Durante una vacanza alla foce del fiume Tagliamento, Bruno ed Emma saranno costretti a dire addio alla famiglia così come l’hanno sempre concepita. Un attimo di distrazione e tutto cambia. Anni dopo saranno costretti a fare i conti col passato e ad accettare le cose che non possono cambiare.
È ancora una volta una storia di sofferenza quella raccontata da Marco Franzoso in Mi piace camminare sui tetti. Sofferenza inferta proprio da chi dovrebbe proteggere, amare, guidare, sostenere nel bene e nel male.

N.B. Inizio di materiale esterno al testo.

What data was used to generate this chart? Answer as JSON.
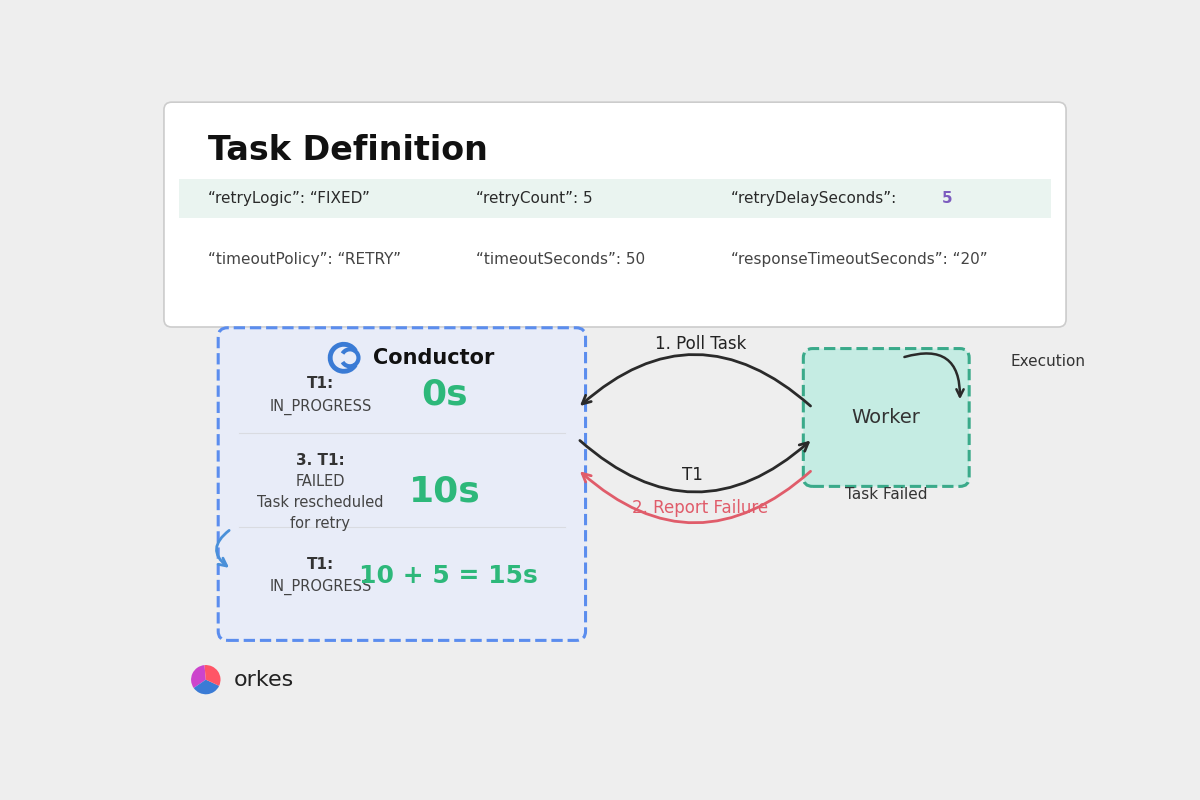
{
  "bg_color": "#eeeeee",
  "card_bg": "#ffffff",
  "card_border": "#cccccc",
  "title": "Task Definition",
  "title_fontsize": 24,
  "row1_highlight_bg": "#eaf4f0",
  "conductor_box_bg": "#e8ecf8",
  "conductor_box_border": "#5b8dee",
  "worker_box_bg": "#c5ece3",
  "worker_box_border": "#3aaa8a",
  "conductor_label": "Conductor",
  "worker_label": "Worker",
  "task_failed_label": "Task Failed",
  "execution_label": "Execution",
  "poll_task_label": "1. Poll Task",
  "t1_label": "T1",
  "report_failure_label": "2. Report Failure",
  "green_time_color": "#2db87a",
  "blue_arrow_color": "#4a90d9",
  "red_arrow_color": "#e05c6a",
  "black_arrow_color": "#2a2a2a",
  "highlight_purple": "#7c5cbf",
  "report_failure_color": "#e05c6a",
  "row1_text_color": "#2a2a2a",
  "row2_text_color": "#444444",
  "orkes_text": "orkes"
}
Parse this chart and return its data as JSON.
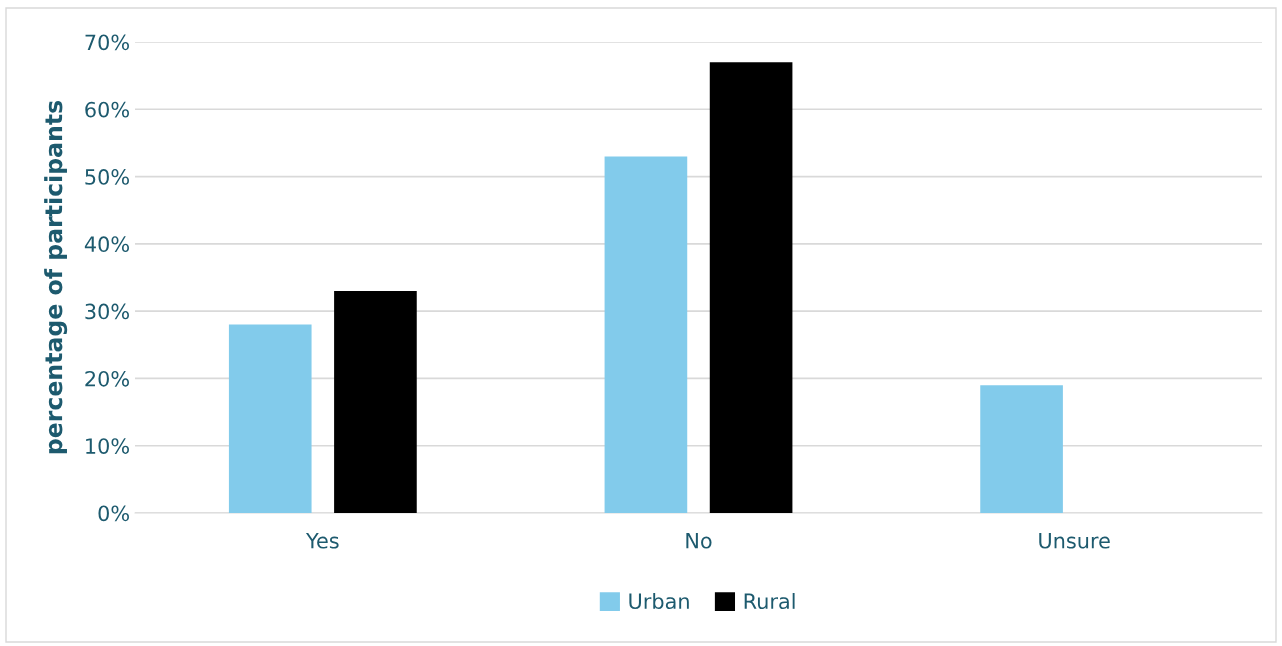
{
  "chart_data": {
    "type": "bar",
    "ylabel": "percentage of participants",
    "categories": [
      "Yes",
      "No",
      "Unsure"
    ],
    "series": [
      {
        "name": "Urban",
        "color": "#82cbeb",
        "values": [
          28,
          53,
          19
        ]
      },
      {
        "name": "Rural",
        "color": "#000000",
        "values": [
          33,
          67,
          0
        ]
      }
    ],
    "ylim": [
      0,
      70
    ],
    "yticks": [
      {
        "value": 0,
        "label": "0%"
      },
      {
        "value": 10,
        "label": "10%"
      },
      {
        "value": 20,
        "label": "20%"
      },
      {
        "value": 30,
        "label": "30%"
      },
      {
        "value": 40,
        "label": "40%"
      },
      {
        "value": 50,
        "label": "50%"
      },
      {
        "value": 60,
        "label": "60%"
      },
      {
        "value": 70,
        "label": "70%"
      }
    ],
    "grid": "y",
    "legend": "bottom"
  }
}
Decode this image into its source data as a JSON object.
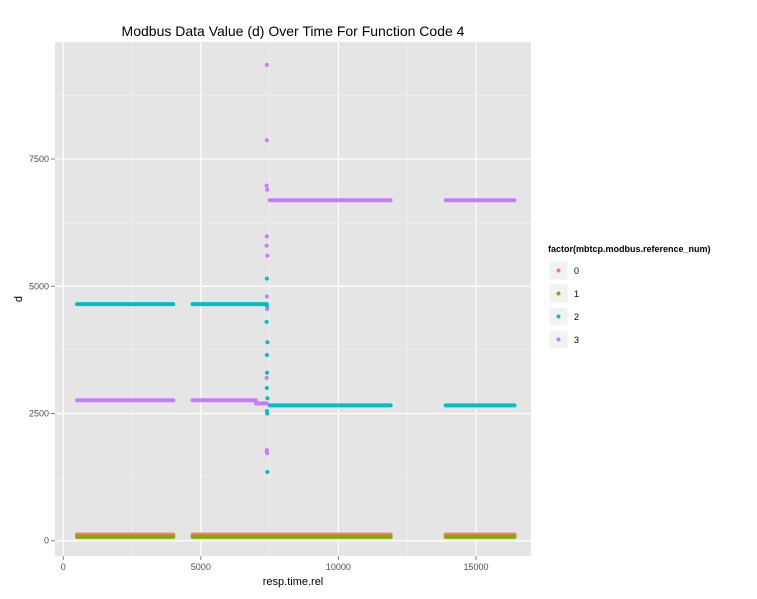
{
  "chart_data": {
    "type": "scatter",
    "title": "Modbus Data Value (d) Over Time For Function Code 4",
    "xlabel": "resp.time.rel",
    "ylabel": "d",
    "xlim": [
      -300,
      17000
    ],
    "ylim": [
      -300,
      9800
    ],
    "x_ticks": [
      0,
      5000,
      10000,
      15000
    ],
    "x_tick_labels": [
      "0",
      "5000",
      "10000",
      "15000"
    ],
    "y_ticks": [
      0,
      2500,
      5000,
      7500
    ],
    "y_tick_labels": [
      "0",
      "2500",
      "5000",
      "7500"
    ],
    "grid": true,
    "legend": {
      "title": "factor(mbtcp.modbus.reference_num)",
      "placement": "right"
    },
    "series": [
      {
        "name": "0",
        "color": "#F8766D",
        "segments": [
          {
            "x_start": 500,
            "x_end": 4000,
            "y": 120
          },
          {
            "x_start": 4700,
            "x_end": 11900,
            "y": 120
          },
          {
            "x_start": 13900,
            "x_end": 16400,
            "y": 120
          }
        ]
      },
      {
        "name": "1",
        "color": "#7CAE00",
        "segments": [
          {
            "x_start": 500,
            "x_end": 4000,
            "y": 75
          },
          {
            "x_start": 4700,
            "x_end": 11900,
            "y": 75
          },
          {
            "x_start": 13900,
            "x_end": 16400,
            "y": 75
          }
        ]
      },
      {
        "name": "2",
        "color": "#00BFC4",
        "segments": [
          {
            "x_start": 500,
            "x_end": 4000,
            "y": 4650
          },
          {
            "x_start": 4700,
            "x_end": 7400,
            "y": 4650
          },
          {
            "x_start": 7500,
            "x_end": 11900,
            "y": 2660
          },
          {
            "x_start": 13900,
            "x_end": 16400,
            "y": 2660
          }
        ],
        "points": [
          {
            "x": 7400,
            "y": 5150
          },
          {
            "x": 7410,
            "y": 4600
          },
          {
            "x": 7390,
            "y": 4300
          },
          {
            "x": 7420,
            "y": 3900
          },
          {
            "x": 7400,
            "y": 3650
          },
          {
            "x": 7410,
            "y": 3300
          },
          {
            "x": 7400,
            "y": 3000
          },
          {
            "x": 7420,
            "y": 2800
          },
          {
            "x": 7400,
            "y": 2550
          },
          {
            "x": 7410,
            "y": 2500
          },
          {
            "x": 7400,
            "y": 1750
          },
          {
            "x": 7420,
            "y": 1350
          }
        ]
      },
      {
        "name": "3",
        "color": "#C77CFF",
        "segments": [
          {
            "x_start": 500,
            "x_end": 4000,
            "y": 2760
          },
          {
            "x_start": 4700,
            "x_end": 7000,
            "y": 2760
          },
          {
            "x_start": 7000,
            "x_end": 7400,
            "y": 2700
          },
          {
            "x_start": 7500,
            "x_end": 11900,
            "y": 6690
          },
          {
            "x_start": 13900,
            "x_end": 16400,
            "y": 6690
          }
        ],
        "points": [
          {
            "x": 7400,
            "y": 9350
          },
          {
            "x": 7400,
            "y": 7870
          },
          {
            "x": 7390,
            "y": 6980
          },
          {
            "x": 7410,
            "y": 6900
          },
          {
            "x": 7400,
            "y": 5980
          },
          {
            "x": 7390,
            "y": 5800
          },
          {
            "x": 7420,
            "y": 5600
          },
          {
            "x": 7400,
            "y": 4800
          },
          {
            "x": 7410,
            "y": 4550
          },
          {
            "x": 7390,
            "y": 3200
          },
          {
            "x": 7400,
            "y": 1780
          },
          {
            "x": 7410,
            "y": 1720
          }
        ]
      }
    ]
  }
}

La voce narrante è quella di Bruno ormai adulto, che non dimentica, non può, il periodo in cui tutto è cambiato e la vita familiare si è trasformata in un inferno fatto di paura, antidepressivi, pipì a letto… e poi la tragedia. Quella vera, che spezza il cuore di un genitore, di un fratello, di una sorella.
E di quella tragedia noi lettori scopriamo i dettagli poco alla volta, e sempre poco alla volta osserviamo inermi le conseguenze che quel fatto avrà sulla vita dei protagonisti.

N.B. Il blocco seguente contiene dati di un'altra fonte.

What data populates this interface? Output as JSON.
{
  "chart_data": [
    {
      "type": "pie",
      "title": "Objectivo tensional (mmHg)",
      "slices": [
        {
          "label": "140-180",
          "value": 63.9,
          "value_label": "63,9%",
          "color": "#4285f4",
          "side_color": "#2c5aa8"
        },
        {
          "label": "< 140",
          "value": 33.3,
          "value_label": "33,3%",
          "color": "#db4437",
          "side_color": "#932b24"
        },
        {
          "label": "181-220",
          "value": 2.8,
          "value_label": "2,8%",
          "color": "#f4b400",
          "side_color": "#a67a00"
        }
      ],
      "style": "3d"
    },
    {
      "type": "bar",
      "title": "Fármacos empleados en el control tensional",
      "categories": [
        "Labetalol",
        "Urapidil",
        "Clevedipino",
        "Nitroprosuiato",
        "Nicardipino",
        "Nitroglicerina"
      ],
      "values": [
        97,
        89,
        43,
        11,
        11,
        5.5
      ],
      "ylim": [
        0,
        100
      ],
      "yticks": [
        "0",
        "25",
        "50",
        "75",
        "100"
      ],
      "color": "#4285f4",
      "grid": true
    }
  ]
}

Ho spiato le vicissitudini di questi due fratelli e ho trovato che, nonostante il dramma di aver perso un fratellino, una madre e un padre – per motivi diversi ma non meno dolorosi – a Bruno ed Emma resta comunque la loro indissolubile unione e l’esempio e la rettitudine di una nonna forte, che non si arrende, che fa di tutto per tenere insieme i cocci di una famiglia allo sbando.
Siamo rimasti soli, ma in fondo lo eravamo sempre stati. Ciascuno nella nostra famiglia a cercare di tamponare, di tappare buchi che nel tempo sono diventati grandi, voragini impossibili da riempire. Lo zio ha detto giusto, ora tocca a noi.
Le tematiche in questo Mi piace camminare sui tetti sono quelle care all’autore de Il bambino indaco: amori imperfetti, vite spezzate da un dolore incommensurabile e, infine, un ritorno alla vita nell’accettazione (o forse con la rassegnazione) di quanto ormai non di può cambiare. Andare avanti nonostante tutto.
Che dire. Il romanzo parte sotto i migliori auspici e la costruzione dei capitoli che alternano passato e presente fa sì che l’attenzione del lettore resti alta. Ma purtroppo ad un certo punto la narrazione perde di mordente, e certi episodi e certi dialoghi sono superflui (per non dire dannosi) ai fini della resa complessiva. A quel punto l’attenzione evidentemente cala (deve essere stato così anche per il correttore di bozze che si è lasciato sfuggire una quantità esagerata di refusi).
Inoltre, pur aleggiando un senso di angoscia per la situazione dei protagonisti, non si arriva al nocciolo della questione e ad un’analisi psicologica approfondita, cosicché il coinvolgimento emotivo del lettore resta fievole.
Il mio giudizio complessivamente non è esaltante, lo ammetto. Credo che Franzoso riesca meglio con i racconti brevi, più taglienti, più incisivi, che arrivano dritti a graffiarti il cuore. La brevità è la sua forza, mentre nel romanzo più articolato tende a strafare perdendo la bussola e andando a cacciarsi in un garbuglio di luoghi comuni.